WE may be plunging into a slump that optimists believe will take a mere 30 odd years to get back to where we were but the old Forest has clearly got its priorities right.
I refer to your front page declaration (30/1/09) from Mick Holder. As an historian I find it extraordinary that sheep have "incontestable rights" to be a nuisance throughout the local area including Cinderford which lawyers have described as "statutory." This simply means it is covered by some special laws applied by the Crown. This is true, but where do they mention sheep or right to roam?
In my three year degree course in History at Oxford University a large chunk of it covered 2,000 years of English history. The Forest of Dean was not exactly highlighted in this but I do remember quite a lot about the Plantagenents and about Forest law. The myth is that Edward I, a most violent man, having conquered the Welsh, went up to Scotland to give them a right good bashing too.
Checked at Berwick on Tweed, he summoned miners from the Forest of Dean to undermine a castle there, which they did. He was so pleased, goes the story, that he granted them rights to let the livestock graze in his Royal Forest. This is rubbish.
In the first place the miners – who beforehand may or may not have taken a little drop of something – undermined the wrong castle, whilst his enemies, the Scottish bishops were in another building a mile away. He was not a man to reward failure. In the second place Royal Forests were kept for hunting and eating the deer. Any local person caught by him damaging the vert or encroaching on the grazing would have been strung up there and then.
It is true that later acts laid down that 11,000 acres at a time could be enclosed to protect young plantations and it could be argued that this, tacitly accepted, the rest were available for woodland grazing which was normal practice. I have visited the New Forest, Savanake Forest, Hatfield Forest, where grazing is the custom but none of them allow sheep which damage trees and are generally a nuisance.
In the huge riot in 1831 when miles of banks and fences were destroyed and the army had to be called in the Foresters drove in their cattle not sheep. So I am pleased to read in your latest edition (Feb 6) that Mick has extended his vision and is discussing introducing cattle and horses into the Forest.
But does this go far enough? For the last 28 years I have run a non-commercial adventure club for serving and retired teachers. One of the many highlights was elephant trekking in Northern Thailand. Going through the bush on the back of these magnificent beasts is sublime. It even beats the tank course at Bovington which I did in the Territorial Army. It would attract tourism on a massive scale. The Forestry Commission owns the land and they can do what they like but we don't want elephants roaming up Bream High Street on the strength of non-existent medieval "rights."

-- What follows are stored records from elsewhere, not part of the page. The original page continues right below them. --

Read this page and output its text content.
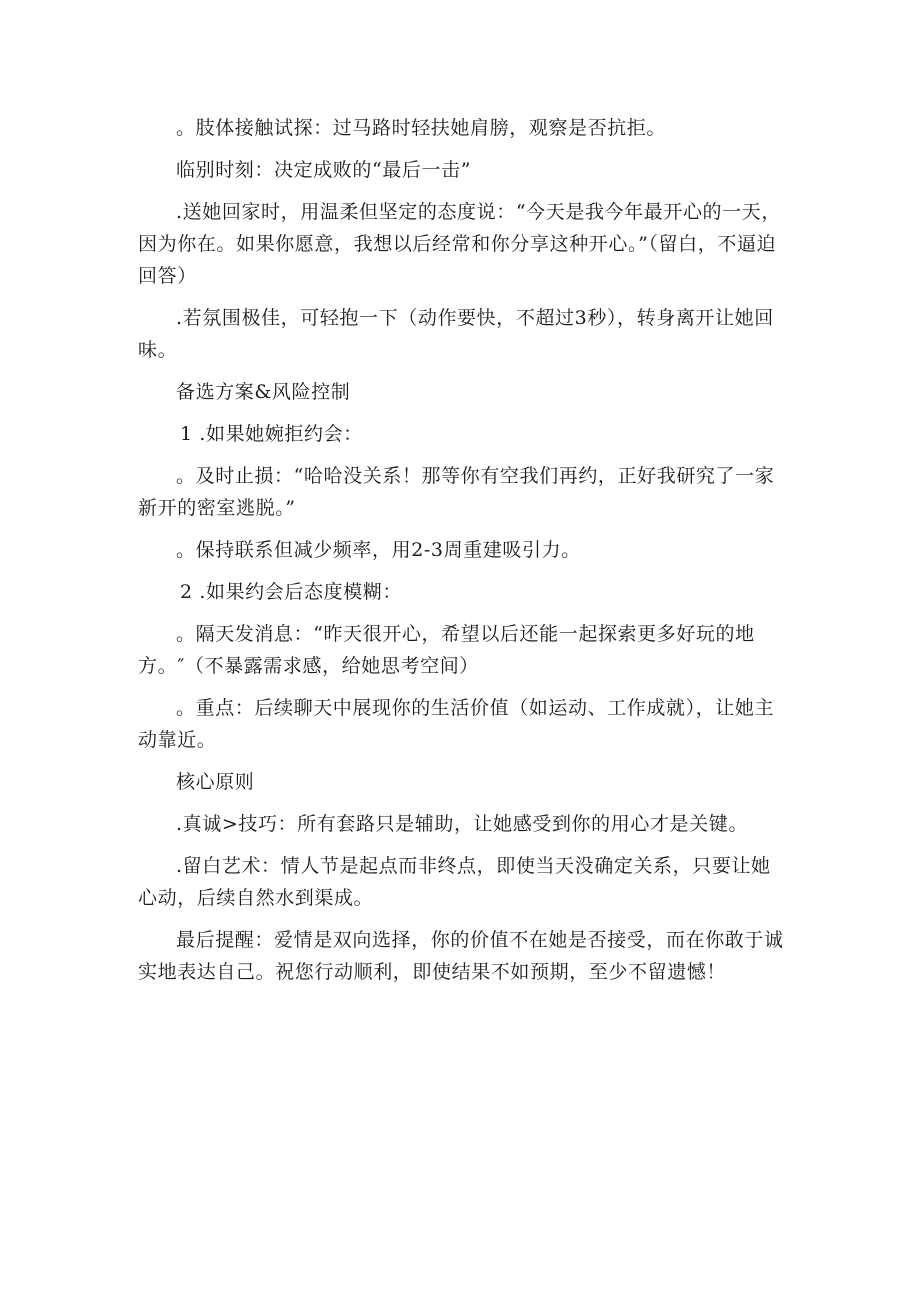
。肢体接触试探：过马路时轻扶她肩膀，观察是否抗拒。

临别时刻：决定成败的“最后一击”

.送她回家时，用温柔但坚定的态度说：“今天是我今年最开心的一天，因为你在。如果你愿意，我想以后经常和你分享这种开心。”（留白，不逼迫回答）

.若氛围极佳，可轻抱一下（动作要快，不超过3秒），转身离开让她回味。

备选方案&风险控制

1 .如果她婉拒约会：

。及时止损：“哈哈没关系！那等你有空我们再约，正好我研究了一家新开的密室逃脱。”

。保持联系但减少频率，用2-3周重建吸引力。

2 .如果约会后态度模糊：

。隔天发消息：“昨天很开心，希望以后还能一起探索更多好玩的地方。″（不暴露需求感，给她思考空间）

。重点：后续聊天中展现你的生活价值（如运动、工作成就），让她主动靠近。

核心原则

.真诚>技巧：所有套路只是辅助，让她感受到你的用心才是关键。

.留白艺术：情人节是起点而非终点，即使当天没确定关系，只要让她心动，后续自然水到渠成。

最后提醒：爱情是双向选择，你的价值不在她是否接受，而在你敢于诚实地表达自己。祝您行动顺利，即使结果不如预期，至少不留遗憾！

There are a great many laws which are still on the statute book which if not abrogated formally are just left to gather dust. There were hundreds of hanging offences – such as cutting down the cherry tree without authority, or that Second World War one which forbade kite flying in case German spies used it to run up aerials which a police inspector told me was still in force if not enforced.
As for the 2001 agreement between the Forestry Commission and the Commoners' Association he is right in saying that Rob Guest got several public bodies to sign their support. The trouble is that the Police, Defra, Trading Standards, the District Council have put themselves in a dodgy legal situation as the agreement is approving the sheep badgers breaking the Highways Act which are more powerful than any local agreements cooked up in Bank House, Coleford.
The only reason that I have been given for not prosecuting sheep badgers who use public highways to park their sheep is the cost of bringing cases to courts for perhaps a £60 fine. In any case Mick has shown his contempt for such agreements by announcing that the Commoners' Association will not abide by the compromise hammered out in 2007 after a costly course case brought by the District Council to enforce the agreement by such means as employing an Agister.
There is no common in the Forest. The Commoners' Association was formed at the initiative of the Forestry Commission hoping against hope and reality that half a dozen sheep badgers would maintain a tradition in a responsible manner.
The semi-wild boar are being fenced out I believe in places. My solution is for the Forestry Commission to apply for a Parliamentary Order to confirm that they can fence in or out or not at all where there is a nuisance from animals domestic or wild.
If he has a good pair of shoes he might also walk around Bream and see how many people are keen to see sheep, horses, cows or elephants roaming untended round the village. He might also read up the case of Weir and the Commoners' Association in Dr Cyril Hart's tome, "The Commoners of the Forest of Dean."
The Weirs supported by Cinderford Town Council sought compensation after sheep had trashed their garden. In their summing up in favour of the Weirs the Lord Chief Justice commented that the Commoners had not claimed any ancient rights. The reason is obvious. They would have been laughed out of court.
I am now off to the butts to practice with my longbow as ordered by good king Edward in 1363. – Roger Horsfield, Bream.